GOP gubernatorial candidate Tom Emmer may think he has a winner with his proposal for a state constitutional amendment aimed at exempting Minnesotans from a federal or state requirement that they purchase health insurance.

And if his goal was a boost for his campaign from a spate of national exposure for the idea, just before Saturday's GOP convention straw ballot, he's already won. The three-term state representative from Delano extolled the concept this week in both the New York Times and on the Fox News TV network.

But as it applies to the current federal health reform debate, Emmer's idea is constitutionally dubious at best.

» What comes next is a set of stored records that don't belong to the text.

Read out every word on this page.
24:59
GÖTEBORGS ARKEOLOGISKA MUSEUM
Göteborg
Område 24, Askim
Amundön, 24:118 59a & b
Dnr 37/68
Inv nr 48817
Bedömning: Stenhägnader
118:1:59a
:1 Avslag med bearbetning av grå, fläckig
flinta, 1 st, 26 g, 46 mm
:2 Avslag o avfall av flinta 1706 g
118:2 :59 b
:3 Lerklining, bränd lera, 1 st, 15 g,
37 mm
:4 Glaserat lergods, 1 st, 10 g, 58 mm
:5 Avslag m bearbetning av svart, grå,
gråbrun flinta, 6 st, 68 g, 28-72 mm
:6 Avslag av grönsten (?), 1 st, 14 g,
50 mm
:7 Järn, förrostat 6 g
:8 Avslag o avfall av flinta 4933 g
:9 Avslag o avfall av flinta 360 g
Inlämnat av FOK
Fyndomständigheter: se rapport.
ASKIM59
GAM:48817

The U.S. Constitution's declaration that laws made by Congress are the supreme law of the land -- "anything in the constitution or laws of any state to the contrary notwithstanding" -- stands squarely in the idea's way. So do 200 years of federal jurisprudence, notes Carleton College political scientist Steven Schier. He describes Emmer's move as "the Hail-Mary-est of Hail Mary passes" in the health reform game. "It's audacious," he said.

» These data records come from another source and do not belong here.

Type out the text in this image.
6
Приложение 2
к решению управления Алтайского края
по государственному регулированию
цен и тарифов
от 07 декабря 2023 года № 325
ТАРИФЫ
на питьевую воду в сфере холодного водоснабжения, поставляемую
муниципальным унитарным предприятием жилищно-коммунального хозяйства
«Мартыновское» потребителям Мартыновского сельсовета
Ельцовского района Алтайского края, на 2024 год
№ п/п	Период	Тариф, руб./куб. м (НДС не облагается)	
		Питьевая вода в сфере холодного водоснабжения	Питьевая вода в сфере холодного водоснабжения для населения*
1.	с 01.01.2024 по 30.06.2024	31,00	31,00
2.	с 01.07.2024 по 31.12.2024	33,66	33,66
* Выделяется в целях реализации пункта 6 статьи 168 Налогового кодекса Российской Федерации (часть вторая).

As it might apply to state health reform efforts, Emmer's amendment amounts to a preemptory, permanent constitutional impediment to types of health care reform proposals that have found little traction at the Legislature in recent years, but might prove desirable in the future. It would be another case of something Minnesotans have seen too much of in recent years: legislators asking the voters to use the Constitution to do their policymaking duty for them, thereby locking themselves and the state into inflexible constitutional mandates.

But any discussion of the idea is purely hypothetical, because any thought that Emmer could persuade the 2010 Legislature to put his amendment on the 2010 ballot is purely fanciful. Minnesota's DFL-controlled Legislature ignored the amendment when he introduced it last session, and is sure to do so again in 2010.

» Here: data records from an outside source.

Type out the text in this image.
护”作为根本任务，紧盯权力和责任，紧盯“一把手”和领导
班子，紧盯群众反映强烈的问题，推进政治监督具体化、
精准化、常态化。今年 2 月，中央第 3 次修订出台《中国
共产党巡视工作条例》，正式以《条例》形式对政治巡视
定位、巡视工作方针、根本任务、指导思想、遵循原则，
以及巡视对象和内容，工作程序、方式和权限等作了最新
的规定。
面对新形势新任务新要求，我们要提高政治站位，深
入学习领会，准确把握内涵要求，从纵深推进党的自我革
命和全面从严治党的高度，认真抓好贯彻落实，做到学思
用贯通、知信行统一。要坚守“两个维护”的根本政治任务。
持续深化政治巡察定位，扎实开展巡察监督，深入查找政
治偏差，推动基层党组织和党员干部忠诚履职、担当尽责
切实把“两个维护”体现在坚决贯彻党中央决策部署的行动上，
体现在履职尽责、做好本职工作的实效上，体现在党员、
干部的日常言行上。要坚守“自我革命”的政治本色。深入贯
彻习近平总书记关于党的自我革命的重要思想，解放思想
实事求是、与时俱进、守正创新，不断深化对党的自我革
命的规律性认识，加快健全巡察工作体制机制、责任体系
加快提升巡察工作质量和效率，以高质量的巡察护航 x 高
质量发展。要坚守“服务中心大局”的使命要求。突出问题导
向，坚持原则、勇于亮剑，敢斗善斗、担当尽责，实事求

With so little prospect of genuine success, Emmer's proposal might be dismissed as one candidate's political stunt -- were it not for the risks associated with the national flames it helps fan.

We can have a constructive debate over the role of the federal government in the health care overhaul. But by proposing a blanket exemption under the Constitution Emmer and like-minded Republican legislators in about a dozen other states, -- most of them GOP strongholds -- are contributing to a revival of something history cautions Americans to avoid. They are attempting to reignite a divisive states' rights movement, grounded in mistrust of the federal government's capacity to act in the interests of the American people. If their line of reasoning takes hold in a major political party, more than federal health care policy will be affected. The legitimacy of all manner of federal action -- including education, energy, welfare, food and drug regulation and more -- would be called into question.

Emmer told Fox's national TV audience that he would welcome a revival of the states' rights movement. Republicans familiar with their party's beginnings -- and Minnesotans schooled in the Civil War story of the 1st Minnesota volunteers at Gettysburg -- should cringe at such talk.